9. You know, I never have. I don't object to others doing so, but I live in my head and I don't like things messing with it. Who knows - I might have been better off if I'd tried it.

12. Burritos with hot sauce are indeed a bright spot in this darkening world. I live in a town that has all of the finest chain restaurants in America plus really, really good Mexican food so I don't eat frozen burritos very often since I can get fresh ones for about the same price, but the liberal application of hot sauce remains a proven mood lifter.

I'm almost out of my favorite hot sauce, though, and they haven't restocked! I will have to buy two cases this year when they do. Or just go back to any of the other four varieties I happen to have on hand. :)

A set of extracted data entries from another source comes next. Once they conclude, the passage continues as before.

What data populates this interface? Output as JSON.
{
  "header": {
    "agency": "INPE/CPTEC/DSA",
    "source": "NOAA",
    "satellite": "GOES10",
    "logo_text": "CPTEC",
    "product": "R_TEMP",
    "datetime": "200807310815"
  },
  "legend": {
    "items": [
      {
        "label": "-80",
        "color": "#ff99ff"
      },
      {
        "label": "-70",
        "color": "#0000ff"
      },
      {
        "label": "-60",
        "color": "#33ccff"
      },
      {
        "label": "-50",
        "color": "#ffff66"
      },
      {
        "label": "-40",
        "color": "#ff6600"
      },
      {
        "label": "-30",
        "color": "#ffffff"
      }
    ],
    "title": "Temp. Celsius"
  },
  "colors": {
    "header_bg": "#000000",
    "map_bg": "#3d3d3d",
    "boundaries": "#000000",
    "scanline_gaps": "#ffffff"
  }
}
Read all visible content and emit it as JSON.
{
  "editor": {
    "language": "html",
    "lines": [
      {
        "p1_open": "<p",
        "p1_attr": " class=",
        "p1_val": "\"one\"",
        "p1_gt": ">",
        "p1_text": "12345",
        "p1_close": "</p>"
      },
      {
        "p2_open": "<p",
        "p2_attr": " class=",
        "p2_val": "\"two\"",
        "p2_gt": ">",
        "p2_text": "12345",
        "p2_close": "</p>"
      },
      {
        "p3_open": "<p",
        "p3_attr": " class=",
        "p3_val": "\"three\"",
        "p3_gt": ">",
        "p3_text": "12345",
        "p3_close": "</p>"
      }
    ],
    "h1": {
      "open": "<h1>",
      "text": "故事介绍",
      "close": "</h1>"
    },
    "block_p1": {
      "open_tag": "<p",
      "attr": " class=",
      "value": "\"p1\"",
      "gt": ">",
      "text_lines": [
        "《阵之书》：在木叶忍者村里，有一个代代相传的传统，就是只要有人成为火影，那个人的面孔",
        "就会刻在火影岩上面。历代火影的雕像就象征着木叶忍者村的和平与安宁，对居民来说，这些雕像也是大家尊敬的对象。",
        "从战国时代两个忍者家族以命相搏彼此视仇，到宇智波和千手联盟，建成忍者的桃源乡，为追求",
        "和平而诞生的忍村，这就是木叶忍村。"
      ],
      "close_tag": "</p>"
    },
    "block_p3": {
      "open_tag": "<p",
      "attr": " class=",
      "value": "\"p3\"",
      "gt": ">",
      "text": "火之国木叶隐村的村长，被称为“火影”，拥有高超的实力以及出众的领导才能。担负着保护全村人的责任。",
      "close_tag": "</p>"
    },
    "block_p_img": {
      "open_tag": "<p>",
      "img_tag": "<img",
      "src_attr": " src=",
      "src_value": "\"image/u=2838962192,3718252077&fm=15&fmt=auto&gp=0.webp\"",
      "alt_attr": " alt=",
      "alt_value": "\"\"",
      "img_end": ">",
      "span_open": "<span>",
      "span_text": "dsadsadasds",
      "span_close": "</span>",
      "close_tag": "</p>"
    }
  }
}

Is your comment regarding life about new crises or continuing crises?

LucyInDisguise said...

9. I haven't smoked it since (WOW! Has it been that long? Yes. It has ...) However, my wife has a Medical Marijuana Card, so you could say that I'm constantly exposed to temptation. But that's not how I know that you smoke it - not eat it. It does occur to me, in hindsight, that you could have been referring to that other type of grass - lawn - in which case, you may ignore the old fart in the corner. 😳

12. The fast food chains out here serve burros, not burritos. We have three decent franchise restaurants. Make that two decent and one that should be burned to the ground. So, unless you're up for a sit-down restaurant experience, frozen burritos are our best choice for a quick fix, so we keep a well-stocked freezer.

Well, I guess, Life - Which IS (after all is said and done) nothing but a continuing crisis, which is (of course) nothing new.

Wait. Phil can fix that: https://youtu.be/Cq1l5-DLUJ0

213 days.

Lucy

David said...

Well, the original post referred to lawn grass since it's far more readily available for chewing on, particularly in Wisconsin where our thoroughly gerrymandered legislature is still convinced it's 1950 and think Reefer Madness is a documentary.

We actually have real Mexican restaurants - the kind that immigrants open up when they want to settle down in a new place (a running constant in American history for almost every immigrant group) - and their food is generally cheap and good. Take out, dine in, great stuff. We take it for granted, but it's really wonderful.

Phil can fix most things.

Hang in there.

Ewan said...

Your point 6 could have been - and heck, maybe was - cut-and-paste from the past several years of such updates. That's not a good thing.

Please, please, friends: don't smoke anything. Edible THC, gummies, whatever, fine; the psychoactive effects are generally mild, addictability relatively low, benefits sometimes significant. But don't kill your lungs to do so, ok? This concludes the PSA from your friendly local neuroscientist.

David said...

Yeah, it's getting repetitive. But the reason history repeats itself is that people don't listen, so historians have to keep repeating as long as we can. It ends with me either not needing to repeat it or no longer able to repeat it, I suppose.

Warning taken - thanks! I'm old enough to remember when cigarette smoking was A Thing - my grandmother lived with us for over a decade and was a pack-a-day smoker for more than 60 years. The whole idea of taking dried leaves, sticking them in your mouth, setting them on fire in order to breathe in the smoke, and paying for the privilege the whole while never did make sense to me.